There were several concerns regarding the exterior of the building. Classrooms are broken into three pods in an attempt to make the building feel smaller, Willson said. The building is mostly brick, but in the design, each classroom pod was made of a lighter-colored metal material. The board expressed concern with the clash of colors and materials and requested that HTK’s next presentation include renderings of multiple looks.
Willson said current plans are still on schedule. HTK must have its grading and footing package ready by July 29. The steel package must be completed by Sept. 13 and all other packages by Oct. 13. Groundbreaking is set for October.
“There are a lot of people really involved,” Willson said. “We’re just trying to get everything coordinated, but we’re making pretty good progress.”
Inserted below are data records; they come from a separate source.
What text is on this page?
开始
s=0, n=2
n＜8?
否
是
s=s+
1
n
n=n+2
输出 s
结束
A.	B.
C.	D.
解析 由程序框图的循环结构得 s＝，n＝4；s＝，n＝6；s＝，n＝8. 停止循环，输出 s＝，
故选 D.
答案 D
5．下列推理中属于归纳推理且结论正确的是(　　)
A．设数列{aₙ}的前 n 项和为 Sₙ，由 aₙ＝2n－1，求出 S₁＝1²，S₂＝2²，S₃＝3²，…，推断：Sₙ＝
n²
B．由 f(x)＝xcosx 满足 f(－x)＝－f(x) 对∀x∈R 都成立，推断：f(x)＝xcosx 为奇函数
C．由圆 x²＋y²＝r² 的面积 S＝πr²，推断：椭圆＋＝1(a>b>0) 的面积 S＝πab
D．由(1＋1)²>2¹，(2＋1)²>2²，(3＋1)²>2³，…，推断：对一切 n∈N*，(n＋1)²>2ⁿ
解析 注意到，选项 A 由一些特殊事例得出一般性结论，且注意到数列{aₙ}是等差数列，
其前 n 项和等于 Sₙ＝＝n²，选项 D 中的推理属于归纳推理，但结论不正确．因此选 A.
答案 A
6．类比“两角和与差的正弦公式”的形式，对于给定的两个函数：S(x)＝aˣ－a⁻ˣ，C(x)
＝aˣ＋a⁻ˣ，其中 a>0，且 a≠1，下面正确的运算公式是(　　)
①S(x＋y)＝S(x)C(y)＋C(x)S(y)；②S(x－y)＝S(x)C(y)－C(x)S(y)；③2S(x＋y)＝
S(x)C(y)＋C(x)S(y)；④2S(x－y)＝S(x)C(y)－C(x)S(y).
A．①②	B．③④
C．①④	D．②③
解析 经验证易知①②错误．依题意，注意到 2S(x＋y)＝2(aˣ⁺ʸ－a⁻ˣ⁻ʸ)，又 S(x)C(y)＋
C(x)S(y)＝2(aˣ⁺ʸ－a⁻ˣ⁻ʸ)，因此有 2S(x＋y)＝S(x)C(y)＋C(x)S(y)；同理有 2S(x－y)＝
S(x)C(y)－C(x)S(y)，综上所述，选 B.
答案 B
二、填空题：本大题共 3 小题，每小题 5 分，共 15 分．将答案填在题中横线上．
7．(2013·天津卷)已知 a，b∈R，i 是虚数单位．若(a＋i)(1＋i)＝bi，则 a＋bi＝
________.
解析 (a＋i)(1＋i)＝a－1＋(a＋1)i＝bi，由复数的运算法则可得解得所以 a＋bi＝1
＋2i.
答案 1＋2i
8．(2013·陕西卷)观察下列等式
Following the presentation, high school principal Jamie Carlisle gave an update on the senior agreement program currently in place at the high school. Under the existing program, seniors can elect to take only their remaining courses required for graduation in their final semester. Carlisle said 82 members of the 2013 graduating class utilized the agreement in some capacity, but that number fluctuates from year to year.
A myriad of concerns were discussed among board members, specifically how students are managing their time when they aren’t in school.
“I don’t feel that (the agreement) is working in the capacity that it could,” board member Kathy Baragary said. “I feel we need to step up. I just worry that kids are running the streets.”
THS students must complete 28 credits to receive their diplomas. Many students who utilize the agreement elect to take courses at Kansas City Kansas Community College or other local schools during their final semester. THS currently offers 42 college credits, but students can only take a maximum of 24 for dual credit.
Carlisle, who called the agreement an incentive for underclassmen to stay on top of their graduation requirements early, suggested an amendment to require a minimum of four THS classes, which he agreed upon with a committee of 10 teachers. He said most of the students who utilize the agreement — about 70 or 80 percent — already meet that requirement.
In other business, the board:
• Heard an update from board member Tonya Phillips on the district’s online enrollment system. Between the elementary, middle and high schools, enrollment had already been completed for 64 students as of June 10. An additional 88 had begun online enrollment and four were pending approval of changes.
• Accepted, 7-0, the resignation of seventh-grade language arts teacher and seventh-grade head volleyball coach Jennifer Eastes.
• Approved, 7-0, contracts for Matt Dunning, assistant high school girls basketball coach; Mark Farrar, middle school principal; Juliet Ford, middle school half-time technology teacher; and Phillip Jones, middle school half-time physical education teacher, athletics director and assistant middle school football coach.